La théorie et les politiques de résilience environnementale attribuent à tort à l’individu la responsabilité de «rebondir» après une agression, car le sujet néolibéral est défini par sa capacité à endurer, plutôt qu’à transformer les conditions d’oppression qui l’entourent.
Les attaques continues d’Israël contre la vie des Palestiniens reposent en grande partie sur la perception de la communauté internationale selon laquelle les Palestiniens sont un peuple résilient, capable de survivre à la violence environnementale quotidienne. Au lieu de cela, le sumud offre une perspective alternative qui inspire la résistance ainsi que la persévérance, exigeant que les Palestiniens méritent plus que la simple survie.
Trois jours seulement après que les forces offensives israéliennes ont été filmées en train de remplir de ciment le puits d’Al-Hijrah, des colons se sont déchaînés dans le village voisin de Burin, incendiant des fermes palestiniennes. Face à la violence accrue des colons ciblant à la fois les Palestiniens et leurs terres, les politiques environnementales apolitiques telles que la plantation d’arbres et la conservation de l’eau s’avèrent futiles. Au lieu de cela, le sumud offre à la crise climatique une réponse adaptative et axée sur la justice.
Non seulement Israël crée les luttes environnementales auxquelles les Palestiniens sont confrontés à travers ses pratiques militaires polluantes et de déversement de déchets, mais il aggrave leurs effets à travers son occupation, puis criminalise les solutions et les infrastructures nécessaires pour y répondre. Par conséquent, survivre et s’adapter au changement environnemental fait désormais partie d’une stratégie délibérée qui constitue le fondement d’une résistance proactive contre l’occupation.
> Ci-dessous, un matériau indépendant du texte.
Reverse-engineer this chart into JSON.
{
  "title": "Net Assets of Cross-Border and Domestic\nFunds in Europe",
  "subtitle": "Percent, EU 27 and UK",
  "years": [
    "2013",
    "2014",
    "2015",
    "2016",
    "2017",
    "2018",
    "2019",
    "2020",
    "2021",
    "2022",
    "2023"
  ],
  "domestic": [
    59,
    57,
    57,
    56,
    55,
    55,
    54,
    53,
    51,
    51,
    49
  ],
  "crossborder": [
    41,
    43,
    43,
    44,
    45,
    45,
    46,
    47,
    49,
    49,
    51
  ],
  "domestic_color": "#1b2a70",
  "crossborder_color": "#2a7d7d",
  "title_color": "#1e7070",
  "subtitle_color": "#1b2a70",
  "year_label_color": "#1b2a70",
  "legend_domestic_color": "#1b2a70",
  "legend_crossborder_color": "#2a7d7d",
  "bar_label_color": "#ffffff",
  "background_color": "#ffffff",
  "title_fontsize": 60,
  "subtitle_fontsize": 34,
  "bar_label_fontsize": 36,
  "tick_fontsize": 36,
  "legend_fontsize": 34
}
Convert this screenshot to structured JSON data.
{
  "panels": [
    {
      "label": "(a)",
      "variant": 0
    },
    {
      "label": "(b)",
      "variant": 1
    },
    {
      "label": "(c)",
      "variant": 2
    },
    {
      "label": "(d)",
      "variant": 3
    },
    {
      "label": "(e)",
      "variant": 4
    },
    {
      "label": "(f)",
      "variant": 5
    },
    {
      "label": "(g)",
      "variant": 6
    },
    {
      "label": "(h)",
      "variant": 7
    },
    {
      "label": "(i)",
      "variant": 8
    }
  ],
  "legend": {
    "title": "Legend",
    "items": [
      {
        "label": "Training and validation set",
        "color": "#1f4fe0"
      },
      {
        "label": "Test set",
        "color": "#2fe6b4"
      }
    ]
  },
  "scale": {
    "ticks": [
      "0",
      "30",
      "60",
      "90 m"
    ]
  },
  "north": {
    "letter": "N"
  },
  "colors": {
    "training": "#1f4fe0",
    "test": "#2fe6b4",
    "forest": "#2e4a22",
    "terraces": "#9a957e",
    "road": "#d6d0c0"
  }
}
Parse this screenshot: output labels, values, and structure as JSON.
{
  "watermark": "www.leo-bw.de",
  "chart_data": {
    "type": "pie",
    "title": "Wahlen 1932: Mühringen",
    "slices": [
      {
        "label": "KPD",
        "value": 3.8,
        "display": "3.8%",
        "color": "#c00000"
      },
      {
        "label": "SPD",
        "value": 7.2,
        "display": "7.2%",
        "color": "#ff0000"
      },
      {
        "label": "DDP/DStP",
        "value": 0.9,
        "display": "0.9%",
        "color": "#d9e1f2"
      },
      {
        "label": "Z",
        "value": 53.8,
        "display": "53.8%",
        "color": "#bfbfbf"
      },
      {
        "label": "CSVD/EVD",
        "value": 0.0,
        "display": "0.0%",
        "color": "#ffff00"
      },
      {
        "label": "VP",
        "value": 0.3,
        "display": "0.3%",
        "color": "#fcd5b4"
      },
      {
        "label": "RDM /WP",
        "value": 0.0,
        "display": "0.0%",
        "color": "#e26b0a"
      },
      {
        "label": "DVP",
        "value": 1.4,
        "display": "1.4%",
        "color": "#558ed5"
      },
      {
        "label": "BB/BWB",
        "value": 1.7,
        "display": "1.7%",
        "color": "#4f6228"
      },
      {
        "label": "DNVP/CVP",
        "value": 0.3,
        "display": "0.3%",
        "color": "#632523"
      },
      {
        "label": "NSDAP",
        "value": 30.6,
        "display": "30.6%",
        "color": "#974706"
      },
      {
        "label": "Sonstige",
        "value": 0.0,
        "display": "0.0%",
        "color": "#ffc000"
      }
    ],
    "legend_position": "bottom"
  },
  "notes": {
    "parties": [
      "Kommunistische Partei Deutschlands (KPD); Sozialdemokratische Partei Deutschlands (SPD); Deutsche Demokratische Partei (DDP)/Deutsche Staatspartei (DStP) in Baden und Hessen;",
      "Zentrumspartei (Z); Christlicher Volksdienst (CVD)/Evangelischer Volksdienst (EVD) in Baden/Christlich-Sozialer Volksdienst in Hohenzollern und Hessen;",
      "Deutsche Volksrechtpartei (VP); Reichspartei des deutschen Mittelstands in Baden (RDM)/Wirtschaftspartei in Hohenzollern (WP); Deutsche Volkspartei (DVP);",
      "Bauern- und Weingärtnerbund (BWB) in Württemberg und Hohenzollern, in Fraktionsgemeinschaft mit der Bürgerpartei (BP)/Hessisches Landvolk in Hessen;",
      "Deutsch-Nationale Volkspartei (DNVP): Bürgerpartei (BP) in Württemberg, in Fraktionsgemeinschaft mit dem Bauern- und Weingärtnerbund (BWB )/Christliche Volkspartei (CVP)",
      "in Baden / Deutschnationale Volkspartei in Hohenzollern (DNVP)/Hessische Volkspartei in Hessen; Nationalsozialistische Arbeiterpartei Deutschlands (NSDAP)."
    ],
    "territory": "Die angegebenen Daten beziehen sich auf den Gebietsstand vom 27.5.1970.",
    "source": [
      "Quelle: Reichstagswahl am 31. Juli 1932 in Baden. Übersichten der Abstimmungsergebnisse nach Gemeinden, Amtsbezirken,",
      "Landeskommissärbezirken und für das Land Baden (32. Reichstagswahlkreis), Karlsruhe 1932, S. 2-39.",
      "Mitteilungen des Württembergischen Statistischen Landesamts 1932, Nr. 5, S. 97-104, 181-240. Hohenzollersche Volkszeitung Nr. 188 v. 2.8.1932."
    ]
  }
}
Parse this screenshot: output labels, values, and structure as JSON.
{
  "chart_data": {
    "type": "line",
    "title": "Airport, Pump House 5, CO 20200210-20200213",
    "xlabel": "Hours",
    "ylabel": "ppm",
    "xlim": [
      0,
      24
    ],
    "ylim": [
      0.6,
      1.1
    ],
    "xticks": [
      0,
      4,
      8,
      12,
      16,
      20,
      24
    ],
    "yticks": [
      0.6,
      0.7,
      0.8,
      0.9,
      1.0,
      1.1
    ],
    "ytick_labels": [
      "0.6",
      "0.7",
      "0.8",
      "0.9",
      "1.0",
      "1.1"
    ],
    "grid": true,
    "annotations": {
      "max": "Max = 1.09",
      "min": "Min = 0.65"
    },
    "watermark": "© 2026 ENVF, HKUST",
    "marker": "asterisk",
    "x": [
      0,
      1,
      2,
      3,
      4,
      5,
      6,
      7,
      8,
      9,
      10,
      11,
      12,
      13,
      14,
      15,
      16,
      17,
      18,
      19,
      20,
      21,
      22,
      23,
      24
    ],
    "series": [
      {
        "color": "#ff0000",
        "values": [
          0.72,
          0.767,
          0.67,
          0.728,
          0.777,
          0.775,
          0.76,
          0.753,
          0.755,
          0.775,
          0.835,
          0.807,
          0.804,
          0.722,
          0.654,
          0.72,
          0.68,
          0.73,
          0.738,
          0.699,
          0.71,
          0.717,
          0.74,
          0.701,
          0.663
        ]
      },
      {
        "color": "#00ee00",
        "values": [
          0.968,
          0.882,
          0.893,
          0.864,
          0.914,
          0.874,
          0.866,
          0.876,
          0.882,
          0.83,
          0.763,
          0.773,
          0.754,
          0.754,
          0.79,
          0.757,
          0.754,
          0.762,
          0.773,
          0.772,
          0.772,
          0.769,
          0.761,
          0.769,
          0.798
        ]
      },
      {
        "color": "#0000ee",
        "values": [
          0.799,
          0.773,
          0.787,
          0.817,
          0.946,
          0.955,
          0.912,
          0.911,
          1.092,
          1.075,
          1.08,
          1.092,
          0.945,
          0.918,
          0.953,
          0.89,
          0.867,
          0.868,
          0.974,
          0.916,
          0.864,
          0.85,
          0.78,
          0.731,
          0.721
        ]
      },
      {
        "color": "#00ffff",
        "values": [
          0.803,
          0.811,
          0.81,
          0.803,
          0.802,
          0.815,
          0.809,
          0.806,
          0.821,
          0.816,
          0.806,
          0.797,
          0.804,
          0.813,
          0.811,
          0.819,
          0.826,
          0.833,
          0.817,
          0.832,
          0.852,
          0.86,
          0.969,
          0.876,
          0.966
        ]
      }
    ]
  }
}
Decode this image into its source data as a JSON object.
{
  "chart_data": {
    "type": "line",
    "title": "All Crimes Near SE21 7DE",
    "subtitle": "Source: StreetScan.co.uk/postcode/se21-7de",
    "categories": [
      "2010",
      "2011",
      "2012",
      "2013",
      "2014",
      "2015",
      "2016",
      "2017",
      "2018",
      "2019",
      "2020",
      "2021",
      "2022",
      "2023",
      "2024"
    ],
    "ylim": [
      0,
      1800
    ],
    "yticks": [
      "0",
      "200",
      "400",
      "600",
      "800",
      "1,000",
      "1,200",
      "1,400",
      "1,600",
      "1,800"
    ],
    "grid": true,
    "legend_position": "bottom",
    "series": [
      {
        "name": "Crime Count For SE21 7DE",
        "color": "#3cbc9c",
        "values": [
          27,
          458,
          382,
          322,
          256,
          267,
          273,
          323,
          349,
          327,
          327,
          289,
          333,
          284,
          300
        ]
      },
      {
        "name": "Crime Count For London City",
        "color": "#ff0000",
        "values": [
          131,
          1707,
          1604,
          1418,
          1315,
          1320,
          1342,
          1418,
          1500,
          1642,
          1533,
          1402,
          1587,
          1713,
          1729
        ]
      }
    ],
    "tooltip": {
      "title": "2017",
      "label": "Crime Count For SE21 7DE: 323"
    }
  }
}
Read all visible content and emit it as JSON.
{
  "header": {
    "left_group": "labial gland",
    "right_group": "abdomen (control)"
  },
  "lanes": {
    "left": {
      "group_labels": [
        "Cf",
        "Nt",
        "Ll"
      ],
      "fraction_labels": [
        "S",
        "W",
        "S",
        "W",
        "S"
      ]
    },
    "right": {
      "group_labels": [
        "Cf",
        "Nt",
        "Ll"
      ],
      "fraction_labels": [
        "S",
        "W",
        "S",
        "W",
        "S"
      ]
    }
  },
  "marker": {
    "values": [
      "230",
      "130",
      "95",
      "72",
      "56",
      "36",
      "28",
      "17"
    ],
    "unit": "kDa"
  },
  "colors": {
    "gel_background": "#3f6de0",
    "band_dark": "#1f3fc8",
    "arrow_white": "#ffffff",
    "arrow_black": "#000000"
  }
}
La résilience, même dans ses itérations les plus radicales, ne rend pas compte de la résistance des communautés alors qu’elles cherchent à réorganiser les relations de pouvoir qui conduisent à leur effacement. Au-delà de l’endurance passive, le sumud est une valeur palestinienne issue de la résistance culturelle populaire et qui reste fondamentalement anticoloniale après avoir survécu à de nombreuses tentatives de cooptation dans des discours institutionnalisés.